Modern medical research increasingly relies on the analysis of large patient datasets to enhance our understanding of, and our ability to treat human diseases. This course will focus on the computational problems that arise from studies of human diseases and the translation of research to the bedside to improve human health. The topics to be covered include computational strategies for advancing personalized medicine, pharmacogenomics for predicting individual drug responses, metagenomics for learning the role of the microbiome in human health, mining electronic medical records to identify disease phenotypes, and case studies in complex human diseases such as cancer and asthma. We will discuss how machine learning and other computational methods are being used by clinicians. Class sessions will consist of lectures, discussions of papers from the literature, and guest presentations by clinicians and other domain experts.

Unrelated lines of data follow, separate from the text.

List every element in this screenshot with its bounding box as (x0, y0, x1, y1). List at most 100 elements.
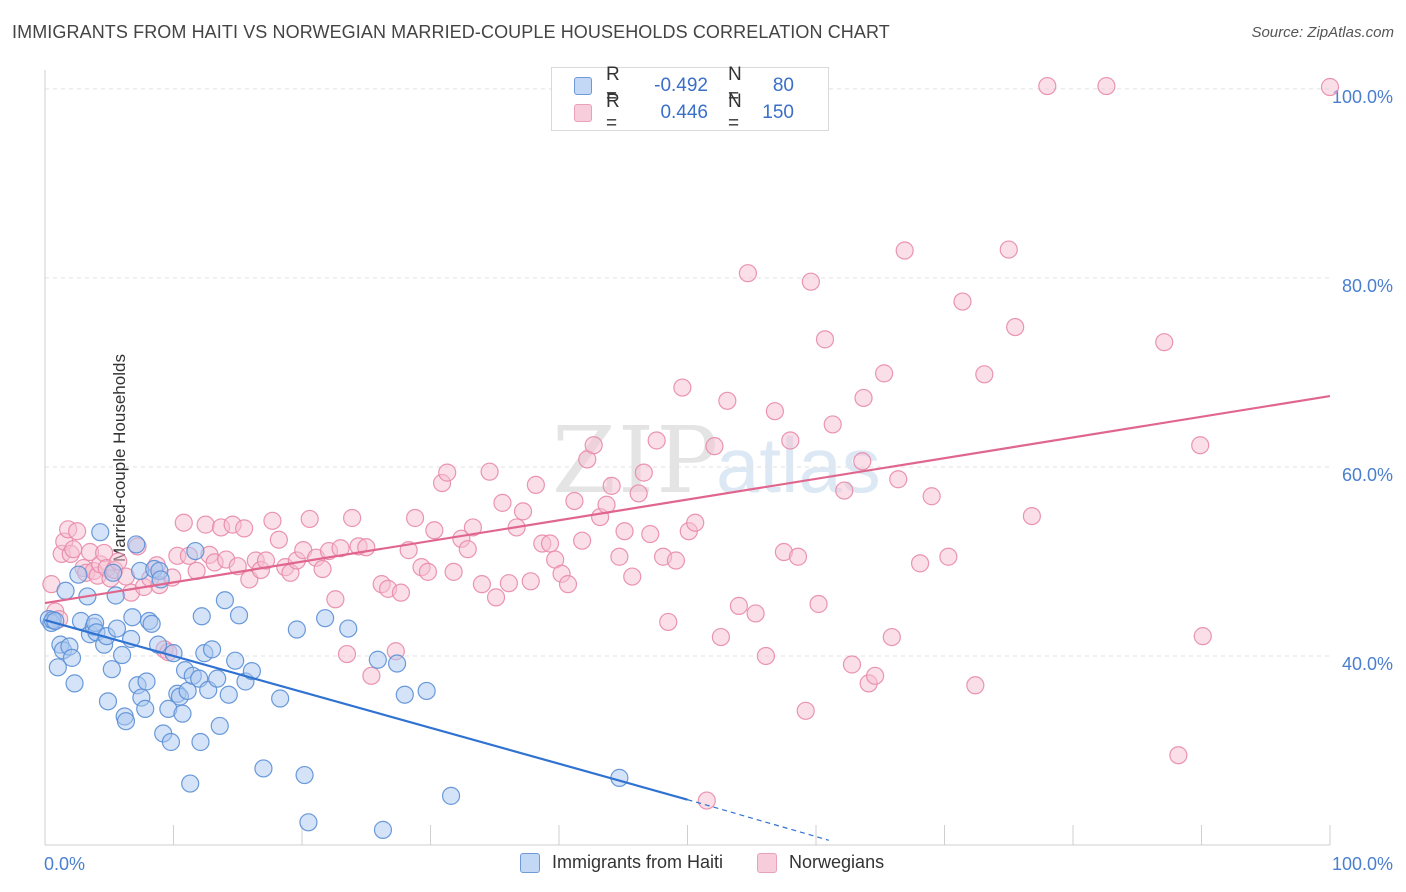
data-point (1155, 333, 1174, 352)
data-point (62, 648, 82, 667)
data-point (823, 415, 842, 434)
data-point (781, 431, 800, 450)
y-tick-label: 60.0% (1342, 465, 1393, 485)
series-haiti (39, 523, 629, 839)
data-point (326, 590, 345, 609)
data-point (1191, 436, 1210, 455)
data-point (444, 562, 463, 581)
data-point (521, 572, 540, 591)
legend-item-haiti[interactable]: Immigrants from Haiti (520, 852, 723, 873)
r-label: R = (606, 91, 620, 134)
data-point (142, 614, 161, 633)
data-point (718, 391, 737, 410)
data-point (226, 651, 245, 670)
data-point (202, 640, 222, 659)
data-point (796, 701, 815, 720)
data-point (417, 681, 436, 701)
data-point (615, 522, 634, 541)
data-point (910, 554, 930, 573)
series-legend: Immigrants from Haiti Norwegians (520, 852, 918, 873)
r-label: R = (606, 64, 620, 107)
data-point (666, 551, 686, 570)
data-point (395, 685, 414, 704)
data-point (686, 513, 705, 532)
data-point (659, 612, 678, 632)
data-point (438, 463, 457, 482)
stats-row-haiti: R = -0.492 N = 80 (574, 64, 794, 107)
data-point (254, 759, 273, 778)
haiti-swatch (574, 77, 592, 95)
data-point (610, 547, 629, 566)
data-point (1097, 76, 1116, 96)
data-point (368, 650, 387, 669)
data-point (148, 635, 168, 654)
data-point (300, 509, 319, 529)
data-point (106, 586, 125, 605)
legend-item-norwegians[interactable]: Norwegians (757, 852, 884, 873)
data-point (1169, 746, 1188, 765)
data-point (953, 292, 972, 311)
data-point (889, 470, 908, 489)
data-point (499, 574, 518, 593)
n-label: N = (728, 64, 742, 107)
data-point (922, 487, 941, 506)
data-point (425, 521, 444, 540)
data-point (316, 609, 335, 628)
data-point (1038, 76, 1057, 96)
data-point (835, 481, 854, 500)
data-point (362, 666, 381, 685)
data-point (756, 646, 775, 666)
data-point (853, 452, 872, 471)
data-point (458, 540, 477, 559)
data-point (966, 676, 985, 695)
data-point (91, 523, 110, 542)
data-point (196, 515, 215, 534)
y-tick-label: 100.0% (1332, 87, 1393, 107)
x-tick-label: 0.0% (44, 854, 85, 874)
trend-line-haiti-extension (687, 799, 830, 841)
data-point (1193, 627, 1212, 646)
data-point (441, 786, 461, 805)
data-point (69, 565, 88, 584)
data-point (493, 493, 512, 512)
data-point (629, 484, 648, 503)
data-point (210, 716, 229, 736)
data-point (647, 431, 666, 450)
data-point (339, 619, 358, 638)
data-point (673, 378, 692, 397)
data-point (882, 627, 901, 647)
data-point (186, 541, 205, 561)
data-point (738, 264, 757, 283)
data-point (387, 654, 407, 673)
data-point (1320, 77, 1340, 97)
data-point (472, 575, 491, 594)
legend-swatch-haiti (520, 852, 540, 873)
data-point (68, 522, 87, 541)
legend-swatch-norwegians (757, 852, 778, 873)
data-point (299, 813, 318, 832)
data-point (391, 583, 411, 602)
data-point (192, 607, 211, 626)
n-value: 150 (762, 102, 794, 123)
data-point (1022, 506, 1041, 526)
watermark-atlas: atlas (716, 421, 881, 509)
data-point (48, 658, 67, 677)
data-point (711, 627, 731, 647)
data-point (137, 672, 156, 691)
data-point (191, 732, 210, 752)
data-point (64, 540, 83, 559)
data-point (269, 530, 288, 549)
legend-label-norwegians: Norwegians (789, 852, 885, 872)
data-point (480, 462, 499, 481)
r-value: -0.492 (654, 75, 708, 96)
data-point (98, 692, 118, 711)
data-point (263, 511, 282, 530)
data-point (999, 240, 1018, 259)
data-point (102, 660, 121, 679)
chart-title: IMMIGRANTS FROM HAITI VS NORWEGIAN MARRI… (12, 22, 890, 42)
data-point (208, 669, 227, 688)
data-point (235, 519, 254, 538)
data-point (173, 704, 192, 723)
data-point (229, 606, 249, 625)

Students enrolled in 02-518 will be graded based on homeworks, paper summaries, and a course project. Students enrolled in 02-718 will be graded based on in-class presentations, written summaries of papers, and a course project. 

Genomics and Epigenetics of the Brain

This course will provide an introduction to genomics, epigenetics, and their application to problems in neuroscience. The rapid advances in genomic technology are in the process of revolutionizing how we conduct molecular biology research. These new techniques have given us an appreciation for the role that epigenetics modifications of the genome play in gene regulation, development, and inheritance. In this course, we will cover the biological basis of genomics and epigenetics, the basic computational tools to analyze genomic data, and the application of those tools to neuroscience. Through programming assignments and reading primary literature, the material will also serve to demonstrate important concepts in neuroscience, including the diversity of neural cell types, neural plasticity, the role that epigenetics plays in behavior, and how the brain is influenced by neurological and psychiatric disorders. Although the course focuses on neuroscience, the material is accessible and applicable to a wide range of topics in biology.